Dromm hammered Chick-fil-A for its continued relationship with the FCA, calling Monday on shoppers to boycott the eatery and the Queens Center mall to reconsider its contract with the company.

“This group imparts a strong anti-LGBT message by forcing their employees and volunteers to adhere to a policy that prohibits same-sex love,” he said. “It is outrageous that Chick-fil-A is quietly spreading its message of hate by funding these types of organizations.

“I hope that the Queens Center mall will reconsider giving a company so deeply invovled in anti-gay discrimination a lease on their property,” he continued. “Believers in equality should boycott these purveyors of hate.”

Chick-fil-A spokeswoman Desiree’ Fulton fired back on Tuesday, saying the restaurant does not discriminate against LGBT employees or customers and no longer financially assists anti-gay groups.
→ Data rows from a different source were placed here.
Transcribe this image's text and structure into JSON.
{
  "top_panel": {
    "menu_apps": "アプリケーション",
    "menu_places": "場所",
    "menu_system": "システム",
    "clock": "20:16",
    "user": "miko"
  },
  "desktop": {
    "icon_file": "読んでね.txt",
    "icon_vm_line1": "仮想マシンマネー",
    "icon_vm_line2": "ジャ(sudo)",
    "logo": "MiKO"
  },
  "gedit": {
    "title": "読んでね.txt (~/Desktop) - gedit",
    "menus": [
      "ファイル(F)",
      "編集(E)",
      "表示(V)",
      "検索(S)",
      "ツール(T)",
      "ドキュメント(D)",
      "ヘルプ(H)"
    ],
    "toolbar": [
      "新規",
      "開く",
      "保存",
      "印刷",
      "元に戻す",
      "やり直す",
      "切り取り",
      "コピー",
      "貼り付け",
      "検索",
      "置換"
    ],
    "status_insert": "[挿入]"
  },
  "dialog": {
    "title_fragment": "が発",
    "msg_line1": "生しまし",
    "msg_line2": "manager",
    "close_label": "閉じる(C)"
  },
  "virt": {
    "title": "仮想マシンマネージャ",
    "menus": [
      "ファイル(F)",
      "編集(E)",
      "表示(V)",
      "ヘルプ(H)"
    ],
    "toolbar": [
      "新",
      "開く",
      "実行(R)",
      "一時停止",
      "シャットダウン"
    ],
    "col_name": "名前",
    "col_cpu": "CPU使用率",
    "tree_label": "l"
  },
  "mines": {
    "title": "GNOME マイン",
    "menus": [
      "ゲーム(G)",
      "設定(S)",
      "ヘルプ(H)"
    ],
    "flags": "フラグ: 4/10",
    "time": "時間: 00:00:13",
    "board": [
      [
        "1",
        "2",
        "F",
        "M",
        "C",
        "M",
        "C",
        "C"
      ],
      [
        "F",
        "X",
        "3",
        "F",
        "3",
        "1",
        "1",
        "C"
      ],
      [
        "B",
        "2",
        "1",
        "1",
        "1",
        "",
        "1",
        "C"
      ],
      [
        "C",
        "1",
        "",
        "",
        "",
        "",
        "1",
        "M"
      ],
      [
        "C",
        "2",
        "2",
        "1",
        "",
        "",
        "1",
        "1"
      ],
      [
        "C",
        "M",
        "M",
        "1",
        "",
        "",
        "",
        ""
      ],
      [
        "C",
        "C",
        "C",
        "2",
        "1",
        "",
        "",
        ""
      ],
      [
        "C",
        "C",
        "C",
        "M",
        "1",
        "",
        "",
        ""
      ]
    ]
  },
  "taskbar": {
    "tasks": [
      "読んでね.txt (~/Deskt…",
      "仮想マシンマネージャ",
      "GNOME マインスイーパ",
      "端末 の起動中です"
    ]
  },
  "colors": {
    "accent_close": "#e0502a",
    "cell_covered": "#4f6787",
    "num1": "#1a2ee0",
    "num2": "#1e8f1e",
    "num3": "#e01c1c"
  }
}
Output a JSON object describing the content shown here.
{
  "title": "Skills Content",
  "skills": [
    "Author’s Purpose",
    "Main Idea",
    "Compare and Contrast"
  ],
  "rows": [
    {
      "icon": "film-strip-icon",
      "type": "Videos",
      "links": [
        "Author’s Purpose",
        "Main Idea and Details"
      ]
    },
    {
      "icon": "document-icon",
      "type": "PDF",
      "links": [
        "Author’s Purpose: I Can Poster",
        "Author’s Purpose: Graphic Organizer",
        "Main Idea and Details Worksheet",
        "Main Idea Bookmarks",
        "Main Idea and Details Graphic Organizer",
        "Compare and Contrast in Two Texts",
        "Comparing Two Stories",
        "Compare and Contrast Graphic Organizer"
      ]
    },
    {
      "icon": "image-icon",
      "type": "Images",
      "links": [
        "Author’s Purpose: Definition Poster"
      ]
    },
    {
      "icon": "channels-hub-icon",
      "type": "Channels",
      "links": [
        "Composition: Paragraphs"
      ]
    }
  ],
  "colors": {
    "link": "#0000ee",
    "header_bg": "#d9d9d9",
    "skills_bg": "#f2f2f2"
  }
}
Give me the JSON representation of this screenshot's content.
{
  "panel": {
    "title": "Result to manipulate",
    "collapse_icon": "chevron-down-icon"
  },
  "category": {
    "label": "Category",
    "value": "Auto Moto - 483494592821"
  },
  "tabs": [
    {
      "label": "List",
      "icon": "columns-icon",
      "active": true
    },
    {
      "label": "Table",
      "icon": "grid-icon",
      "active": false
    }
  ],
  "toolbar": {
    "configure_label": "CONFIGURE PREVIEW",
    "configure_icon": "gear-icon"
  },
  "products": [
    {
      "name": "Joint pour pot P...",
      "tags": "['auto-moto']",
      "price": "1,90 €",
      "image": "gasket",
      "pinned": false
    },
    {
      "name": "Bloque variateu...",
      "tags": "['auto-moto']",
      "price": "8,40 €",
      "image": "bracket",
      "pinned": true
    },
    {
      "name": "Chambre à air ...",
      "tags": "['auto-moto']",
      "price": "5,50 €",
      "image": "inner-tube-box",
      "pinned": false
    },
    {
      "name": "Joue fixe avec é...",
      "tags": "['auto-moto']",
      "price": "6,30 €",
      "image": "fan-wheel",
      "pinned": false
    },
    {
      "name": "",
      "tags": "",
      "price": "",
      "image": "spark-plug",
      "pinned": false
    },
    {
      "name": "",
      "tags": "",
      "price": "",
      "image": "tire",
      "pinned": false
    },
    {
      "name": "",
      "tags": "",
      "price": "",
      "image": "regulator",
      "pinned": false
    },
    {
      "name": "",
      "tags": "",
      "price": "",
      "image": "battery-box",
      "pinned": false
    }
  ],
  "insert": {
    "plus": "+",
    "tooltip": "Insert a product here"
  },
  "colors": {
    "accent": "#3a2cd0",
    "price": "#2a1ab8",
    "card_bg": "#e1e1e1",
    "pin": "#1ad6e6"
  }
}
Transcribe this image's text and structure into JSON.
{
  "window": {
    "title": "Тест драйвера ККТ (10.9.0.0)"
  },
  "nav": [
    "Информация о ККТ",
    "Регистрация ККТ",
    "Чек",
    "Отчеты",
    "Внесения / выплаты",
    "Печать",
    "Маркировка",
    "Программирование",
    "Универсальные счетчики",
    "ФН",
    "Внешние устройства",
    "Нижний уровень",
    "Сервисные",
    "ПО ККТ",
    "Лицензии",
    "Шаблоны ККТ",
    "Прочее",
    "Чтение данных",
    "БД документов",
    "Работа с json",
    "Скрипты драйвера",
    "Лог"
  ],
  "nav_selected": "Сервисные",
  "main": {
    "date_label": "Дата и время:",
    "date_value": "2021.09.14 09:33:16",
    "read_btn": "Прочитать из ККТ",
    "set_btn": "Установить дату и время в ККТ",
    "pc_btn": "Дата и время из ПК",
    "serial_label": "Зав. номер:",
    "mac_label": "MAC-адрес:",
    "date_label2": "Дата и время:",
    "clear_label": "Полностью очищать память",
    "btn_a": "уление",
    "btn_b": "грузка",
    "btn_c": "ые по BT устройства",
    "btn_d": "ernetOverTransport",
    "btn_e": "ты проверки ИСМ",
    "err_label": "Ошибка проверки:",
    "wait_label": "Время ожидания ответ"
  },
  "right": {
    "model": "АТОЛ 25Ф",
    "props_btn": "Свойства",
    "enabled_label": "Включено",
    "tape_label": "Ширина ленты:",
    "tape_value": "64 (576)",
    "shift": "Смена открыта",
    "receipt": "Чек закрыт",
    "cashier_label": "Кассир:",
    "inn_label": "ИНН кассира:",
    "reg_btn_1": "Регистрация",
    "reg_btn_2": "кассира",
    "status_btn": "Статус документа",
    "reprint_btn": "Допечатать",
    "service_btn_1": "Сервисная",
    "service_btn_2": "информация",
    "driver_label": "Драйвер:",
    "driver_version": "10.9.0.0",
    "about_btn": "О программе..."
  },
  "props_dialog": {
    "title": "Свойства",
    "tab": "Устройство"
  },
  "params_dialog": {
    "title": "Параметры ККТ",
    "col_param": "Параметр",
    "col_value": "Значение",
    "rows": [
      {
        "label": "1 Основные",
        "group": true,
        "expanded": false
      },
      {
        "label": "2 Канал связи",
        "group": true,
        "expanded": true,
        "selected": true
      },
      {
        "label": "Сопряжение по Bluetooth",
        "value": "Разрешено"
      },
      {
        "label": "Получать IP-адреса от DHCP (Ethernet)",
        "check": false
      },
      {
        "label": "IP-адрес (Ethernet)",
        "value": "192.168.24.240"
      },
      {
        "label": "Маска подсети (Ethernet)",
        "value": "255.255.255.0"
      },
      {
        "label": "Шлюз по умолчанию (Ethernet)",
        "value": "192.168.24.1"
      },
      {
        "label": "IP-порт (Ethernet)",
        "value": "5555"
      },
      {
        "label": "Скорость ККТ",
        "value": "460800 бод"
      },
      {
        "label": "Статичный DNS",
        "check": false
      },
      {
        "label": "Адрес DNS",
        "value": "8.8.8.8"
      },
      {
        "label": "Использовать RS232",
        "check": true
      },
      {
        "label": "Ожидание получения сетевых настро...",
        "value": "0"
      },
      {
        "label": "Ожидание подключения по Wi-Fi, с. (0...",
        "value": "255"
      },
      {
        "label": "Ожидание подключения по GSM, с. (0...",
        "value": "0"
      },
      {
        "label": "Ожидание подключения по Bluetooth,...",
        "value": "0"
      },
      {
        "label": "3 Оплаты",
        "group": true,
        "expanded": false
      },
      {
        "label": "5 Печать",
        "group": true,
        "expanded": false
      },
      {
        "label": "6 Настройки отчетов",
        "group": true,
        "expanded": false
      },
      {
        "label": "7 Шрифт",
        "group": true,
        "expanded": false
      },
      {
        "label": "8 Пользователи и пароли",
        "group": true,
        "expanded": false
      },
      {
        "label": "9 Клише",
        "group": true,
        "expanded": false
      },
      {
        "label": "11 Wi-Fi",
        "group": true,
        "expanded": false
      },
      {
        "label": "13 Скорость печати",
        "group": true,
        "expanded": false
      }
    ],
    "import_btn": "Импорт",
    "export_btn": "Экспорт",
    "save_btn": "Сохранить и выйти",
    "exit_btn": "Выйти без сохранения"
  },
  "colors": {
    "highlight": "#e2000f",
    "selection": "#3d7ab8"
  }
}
“Our intent is not to support groups with political agendas,” Fulton wrote in an email to the Chronicle. “The Chick-fil-A Foundation gives 100 percent of its dollars to programs supporting youth, education and the local communities in which our restaurants operate.

“The Chick-fil-A Foundation partners with the Fellowship of Christian Athletes,” she continued, “specifically to provide free summer sports camps for hundreds of young students in urban environments throughout the nation.”

A spokesman for Macerich, Queens Center mall’s management company, had no comment on Dromm’s remarks, but said work on the Chick-fil-A location has begun and the new addition to the food court should open “sometime in the fall.”

Speaking at an unrelated press conference at the 105th Precinct in Queens Village on Tuesday, Mayor de Blasio criticized the eatery’s leadership for its previous comments and financial donations, but said he doesn’t agree with Dromm on a possible boycott of the location.

“It is a country in which people have a right to open a business,” de Blasio said. “What the ownership of Chick-fil-A has said is wrong. I’m certainly not going to patronize them and I wouldn’t urge any other New Yorker to patronize them, but they do have a legal right.”